Llegó a casa sabe Dios de dónde. No sé si fue regalo o compra en alguna feria, tal vez olvidado en la clase de música del taller de Sara. La cuestión es que está aquí en mi canasta insondable con los otros elementos que uso en mis talleres literarios, es callado hasta que lo tomo y suena, suena. Áspero al tacto, largo e incómodo, nadie lo elige, sólo Rafael porque dice que le gusta la lluvia. Una tarde, hace un tiempo, Rafael llegó dormido y despertó malhumorado, lo tomé en brazos y lo llevé junto a la canasta misteriosa, iba sacando uno a uno una a una sus posesiones. Tomó la flauta y la sopló, la Caperucita y la revoleó, las maracas y las agitó, los minilibros los ojeó rápidamente, pero los descartó, finalmente lo vio, lo observó. ¡Atención!, dije, cuando vi levantarlo en alto antes de ser arrojado cual jabalina. ¡No! ¡NO! No lo rompas, no sirve para cocinar, ni para pegarle en la cabeza a otros niños, ni revolver el guiso, ni remover la tierra de los canteros, no me rasco la espalda ni me limo las uñas con él, ni lo echo en la parrilla para el asado.
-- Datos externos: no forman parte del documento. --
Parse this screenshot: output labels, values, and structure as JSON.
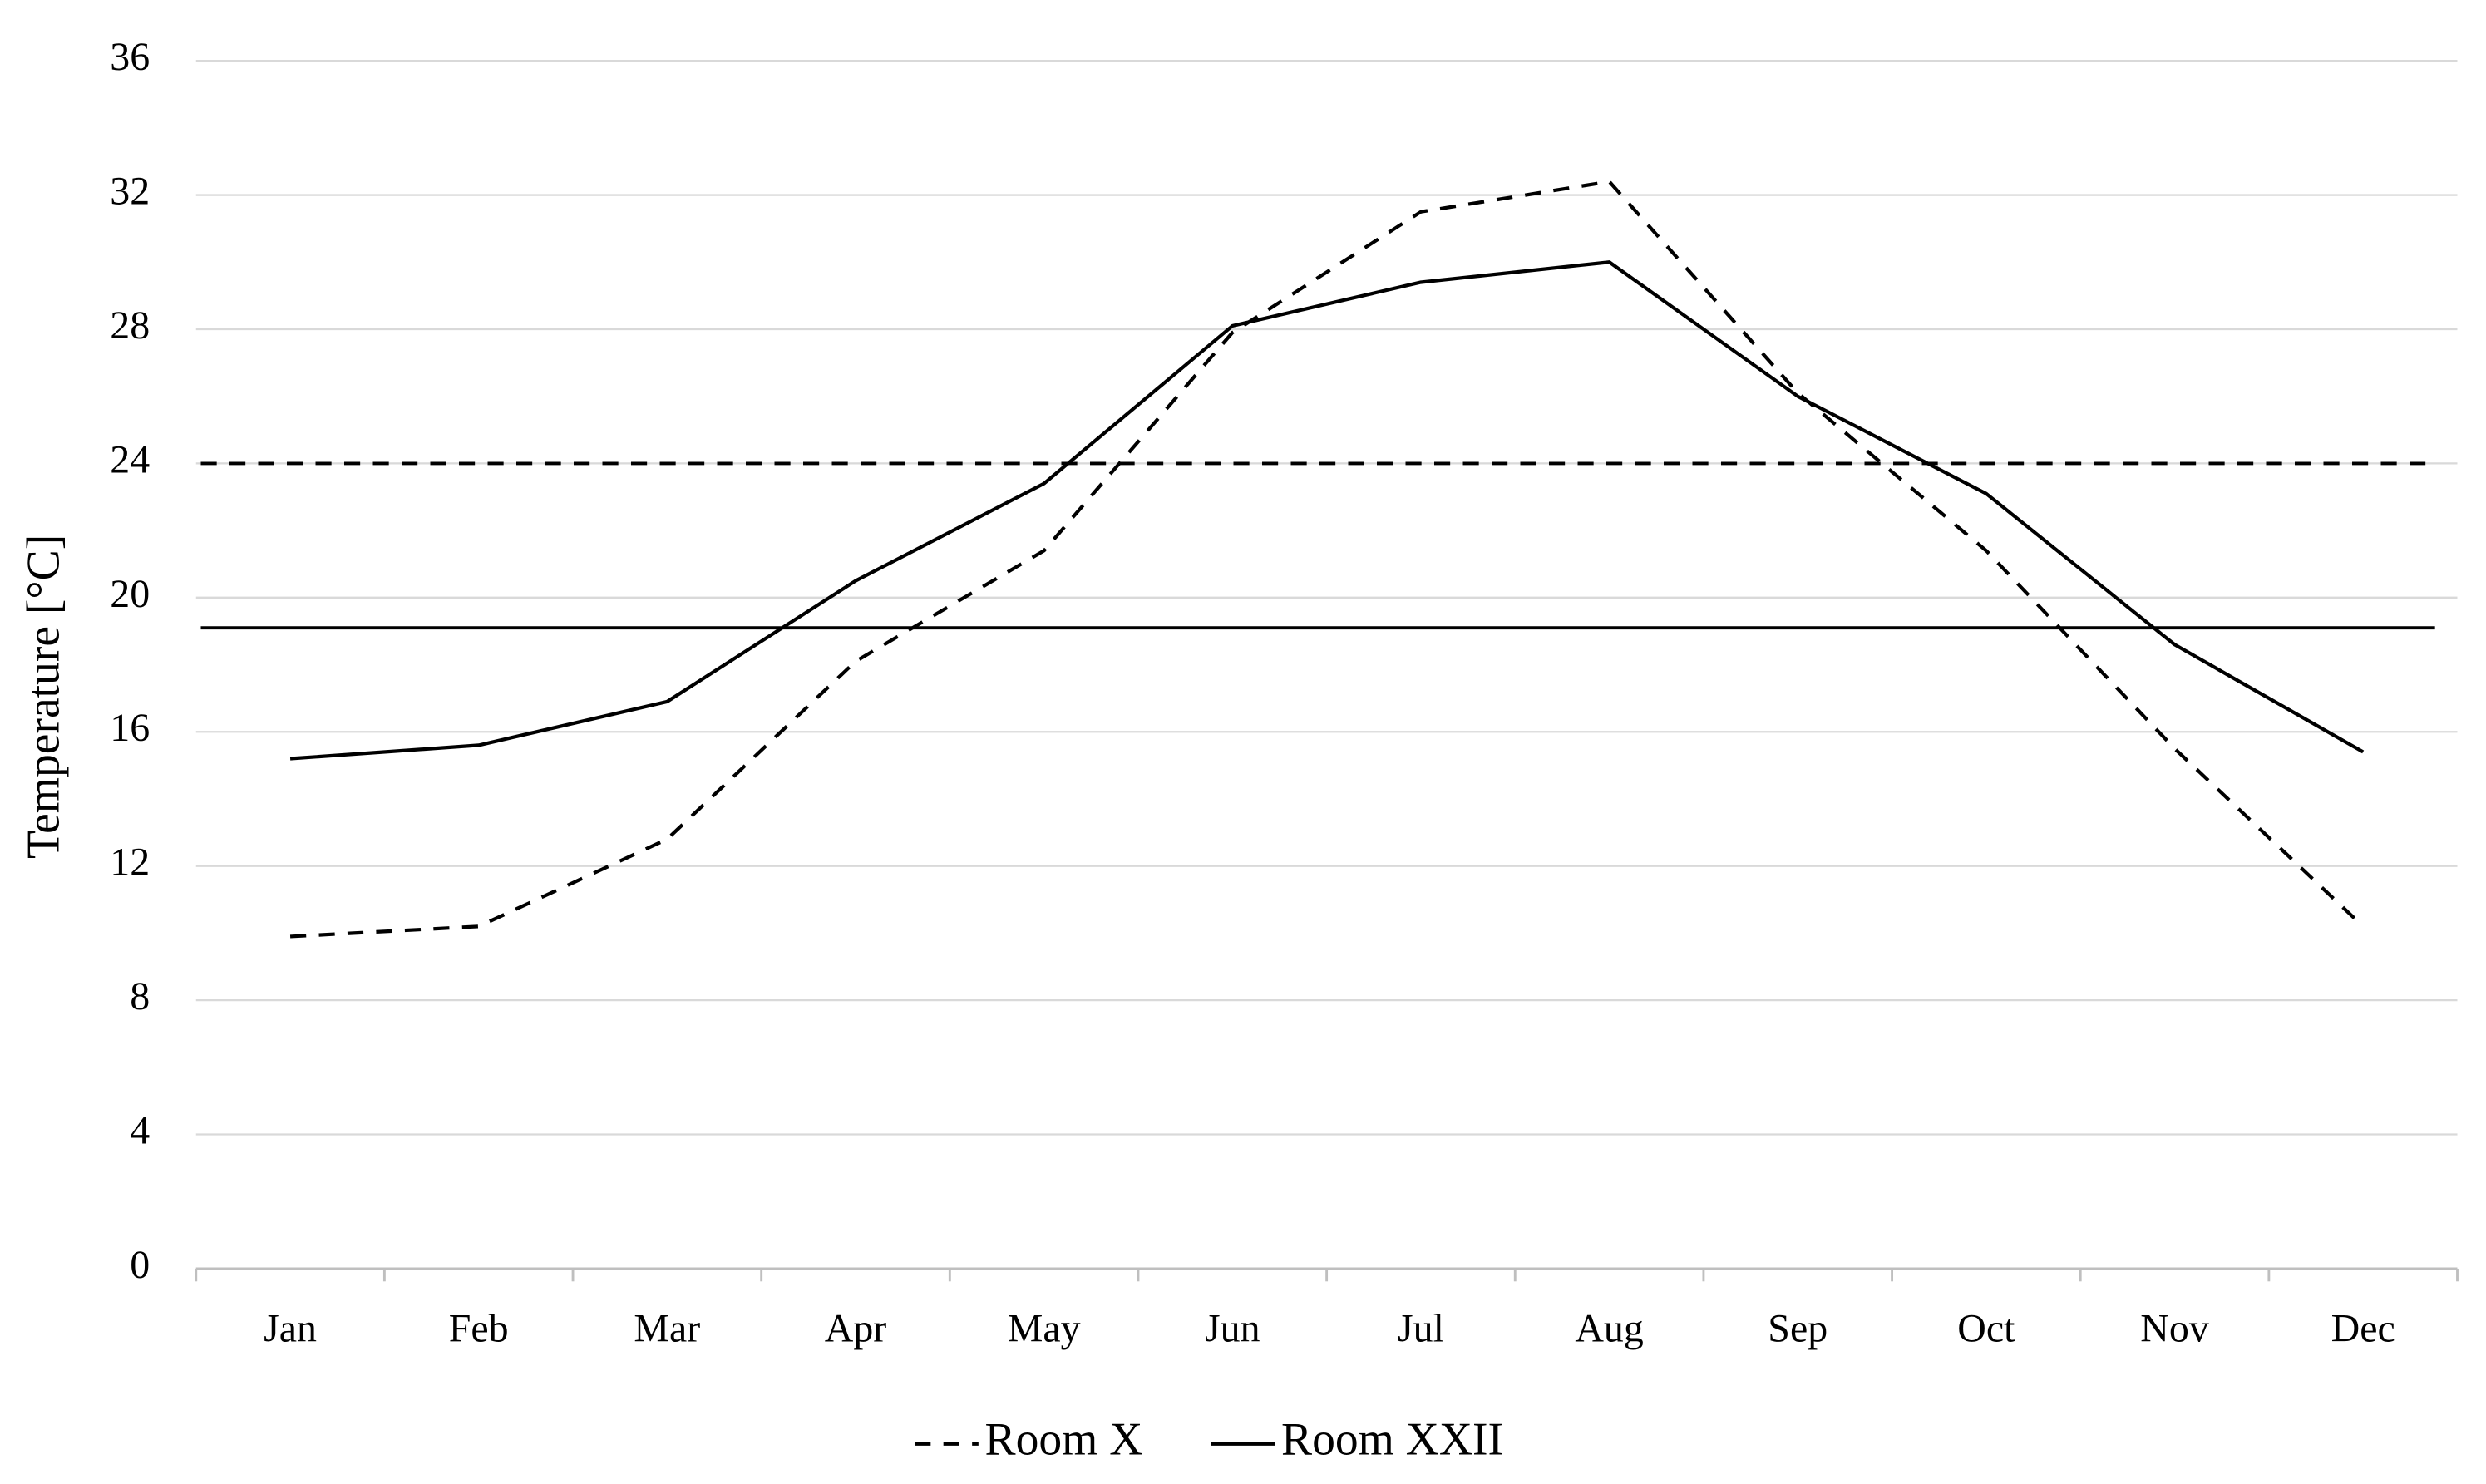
{
  "chart_data": {
    "type": "line",
    "y_label": "Temperature [°C]",
    "categories": [
      "Jan",
      "Feb",
      "Mar",
      "Apr",
      "May",
      "Jun",
      "Jul",
      "Aug",
      "Sep",
      "Oct",
      "Nov",
      "Dec"
    ],
    "series": [
      {
        "name": "Room X",
        "color": "#000000",
        "line_style": "dashed",
        "values": [
          9.9,
          10.2,
          12.8,
          18.1,
          21.4,
          27.9,
          31.5,
          32.4,
          26.1,
          21.4,
          15.5,
          10.2
        ]
      },
      {
        "name": "Room XXII",
        "color": "#000000",
        "line_style": "solid",
        "values": [
          15.2,
          15.6,
          16.9,
          20.5,
          23.4,
          28.1,
          29.4,
          30.0,
          26.0,
          23.1,
          18.6,
          15.4
        ]
      }
    ],
    "reference_lines": [
      {
        "value": 24,
        "color": "#000000",
        "line_style": "dashed"
      },
      {
        "value": 19.1,
        "color": "#000000",
        "line_style": "solid"
      }
    ],
    "ylim": [
      0,
      36
    ],
    "yticks": [
      0,
      4,
      8,
      12,
      16,
      20,
      24,
      28,
      32,
      36
    ],
    "grid": true,
    "legend": "bottom"
  }
}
Lo tomarás con las dos manos, con una sola, lo agitarás por el aire, para arriba, para abajo, lo zarandearás pa’quí, pa’allá, danzarás con él y reirás. Y ahora le recitaremos una oda.

¡Oh, vibrante palo de lluvia!
Bendito tú eres
entre todos los instrumentos musicales
y objetos disparatados,
rey de la canasta sonora,
te sueno
te agito
te doy vueltas
y tú sueltas ese sonido tintineante
como si en tu interior
vivieran
piedras preciosas
semillas olvidadas
arroz dorado
olas del mar rompiendo en el muelle
estrellas estallando en el infinito
mundos girando en el universo
espejitos rotos llenos de luz
plumas
más plumas.
-A mí me gusta la lluvia, abuelita- me gusta hacer llover. Por un buen rato bailamos moviendo el palo de lluvia. Esa noche, la calle y el jardín se cubrieron de gotas luminosas.
Por supuesto, fuera del pronóstico, llovió, llovió torrencialmente.